Journal – Pakistan Journal of Medical Sciences
Article type – Journal research article – Clinical research
Publication date – Jan – 2021
Authors – Laima Alam, Syed Kumail Hasan Kazmi, Mafaza Alam, Varqa Faraid
Keywords – chronic disease, covid-19, depression, health care, inequalities, Pandemic
Open access – Yes
Speciality – Health policy, Other
World region Southern Asia
Language – English
Submitted to the One Surgery Index on January 16, 2021 at 11:41 pm
Objectives: 1) To explore the possible impact of the pandemic on the health seeking behavior of the patients, 2) To explore the relation of socio-demographics on the utility of health-care facilities.
Methods: This cross-sectional study was conducted by enrolling all patients ≥15 years of age presenting to the Out-Patient-Department of three main public-hospitals after obtaining ethical committee approval. A questionnaire with validated Urdu translation was filled by each participant that included socio-demographic data, pre-Covid and Covid-19 era health seeking behaviors and the impact of the pandemic on the utilization of healthcare facilities. Data was analyzed using SPSS V.19.

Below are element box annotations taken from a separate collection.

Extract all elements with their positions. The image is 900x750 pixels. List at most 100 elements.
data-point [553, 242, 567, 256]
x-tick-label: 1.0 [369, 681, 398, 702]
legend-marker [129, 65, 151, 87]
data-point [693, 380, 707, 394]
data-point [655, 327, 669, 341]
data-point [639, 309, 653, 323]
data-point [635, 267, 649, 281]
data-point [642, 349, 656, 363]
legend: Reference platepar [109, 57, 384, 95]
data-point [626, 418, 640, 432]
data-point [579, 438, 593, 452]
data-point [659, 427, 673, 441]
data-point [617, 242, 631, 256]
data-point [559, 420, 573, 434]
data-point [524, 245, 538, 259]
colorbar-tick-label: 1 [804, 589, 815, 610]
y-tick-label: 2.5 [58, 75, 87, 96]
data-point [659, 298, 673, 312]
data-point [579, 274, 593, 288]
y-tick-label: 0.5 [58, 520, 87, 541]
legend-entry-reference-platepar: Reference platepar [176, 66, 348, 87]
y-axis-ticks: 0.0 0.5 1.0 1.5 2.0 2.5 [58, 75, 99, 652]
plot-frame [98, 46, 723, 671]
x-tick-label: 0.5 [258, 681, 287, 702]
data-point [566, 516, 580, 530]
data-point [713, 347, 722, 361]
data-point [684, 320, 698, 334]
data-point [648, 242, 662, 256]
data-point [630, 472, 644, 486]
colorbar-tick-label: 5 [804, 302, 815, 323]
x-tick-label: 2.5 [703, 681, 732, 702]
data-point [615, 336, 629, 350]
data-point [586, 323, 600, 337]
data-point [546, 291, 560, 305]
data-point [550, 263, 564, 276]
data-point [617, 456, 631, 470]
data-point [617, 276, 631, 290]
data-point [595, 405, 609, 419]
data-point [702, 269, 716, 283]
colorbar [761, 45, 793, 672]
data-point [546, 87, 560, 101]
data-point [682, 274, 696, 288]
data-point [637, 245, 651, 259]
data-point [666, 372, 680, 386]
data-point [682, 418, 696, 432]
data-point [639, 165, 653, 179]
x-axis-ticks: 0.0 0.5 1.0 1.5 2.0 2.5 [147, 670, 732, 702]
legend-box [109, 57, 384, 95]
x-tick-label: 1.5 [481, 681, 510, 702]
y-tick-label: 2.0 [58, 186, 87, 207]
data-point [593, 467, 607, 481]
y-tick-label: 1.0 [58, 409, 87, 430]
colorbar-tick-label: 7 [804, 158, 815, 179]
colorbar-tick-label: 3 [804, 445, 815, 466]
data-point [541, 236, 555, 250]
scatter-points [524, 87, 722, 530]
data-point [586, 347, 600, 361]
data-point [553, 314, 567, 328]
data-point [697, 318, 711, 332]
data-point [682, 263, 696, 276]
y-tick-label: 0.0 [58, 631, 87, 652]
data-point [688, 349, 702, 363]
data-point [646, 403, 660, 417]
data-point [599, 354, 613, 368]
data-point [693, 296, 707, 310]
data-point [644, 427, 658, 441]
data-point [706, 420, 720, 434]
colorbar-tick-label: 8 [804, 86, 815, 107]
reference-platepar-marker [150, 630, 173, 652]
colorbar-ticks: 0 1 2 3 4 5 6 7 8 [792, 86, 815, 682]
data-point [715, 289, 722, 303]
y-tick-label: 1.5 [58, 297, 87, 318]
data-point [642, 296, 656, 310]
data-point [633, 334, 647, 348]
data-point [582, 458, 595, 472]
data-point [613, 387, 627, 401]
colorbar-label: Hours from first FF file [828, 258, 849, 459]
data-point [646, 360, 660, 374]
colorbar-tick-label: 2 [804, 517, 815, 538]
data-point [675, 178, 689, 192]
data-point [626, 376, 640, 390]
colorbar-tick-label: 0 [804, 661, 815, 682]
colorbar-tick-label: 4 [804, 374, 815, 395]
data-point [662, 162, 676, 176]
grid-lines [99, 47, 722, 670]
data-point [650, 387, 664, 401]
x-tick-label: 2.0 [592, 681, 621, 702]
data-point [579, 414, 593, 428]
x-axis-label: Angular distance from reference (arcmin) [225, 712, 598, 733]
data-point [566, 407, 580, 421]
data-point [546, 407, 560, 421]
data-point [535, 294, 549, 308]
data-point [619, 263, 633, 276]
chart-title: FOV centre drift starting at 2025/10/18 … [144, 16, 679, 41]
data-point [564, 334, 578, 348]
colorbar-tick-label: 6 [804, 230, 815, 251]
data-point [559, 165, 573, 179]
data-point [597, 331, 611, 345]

Results: A total of 393 patients were enrolled with a male preponderance (72%) and a median age range of 31-45 years. Fifty-eight percent of the study population was unemployed and 47.3% were seeking follow up care. The frequency of ER and multiple (>4 times) OPD visits were significantly decreased in the Covid-19 times whereas, the laboratory and radiology services were largely unaffected. A significant number of patients were not satisfied with the current healthcare facilities that was seen irrespective of the socio-demographic status. Emergency Room and radiology services were largely unaffected whereas, elective procedures and laboratory facilities were reported to be severely affected or delayed in relation to socio-demographic variables.
Conclusions: Healthcare inequalities have widened and depression has shown a sharp rise during this pandemic. The over-burdened healthcare facilities at the verge of collapse may miss out on the chronic non-Covid patients which would ultimately lead to increased morbidity and mortality.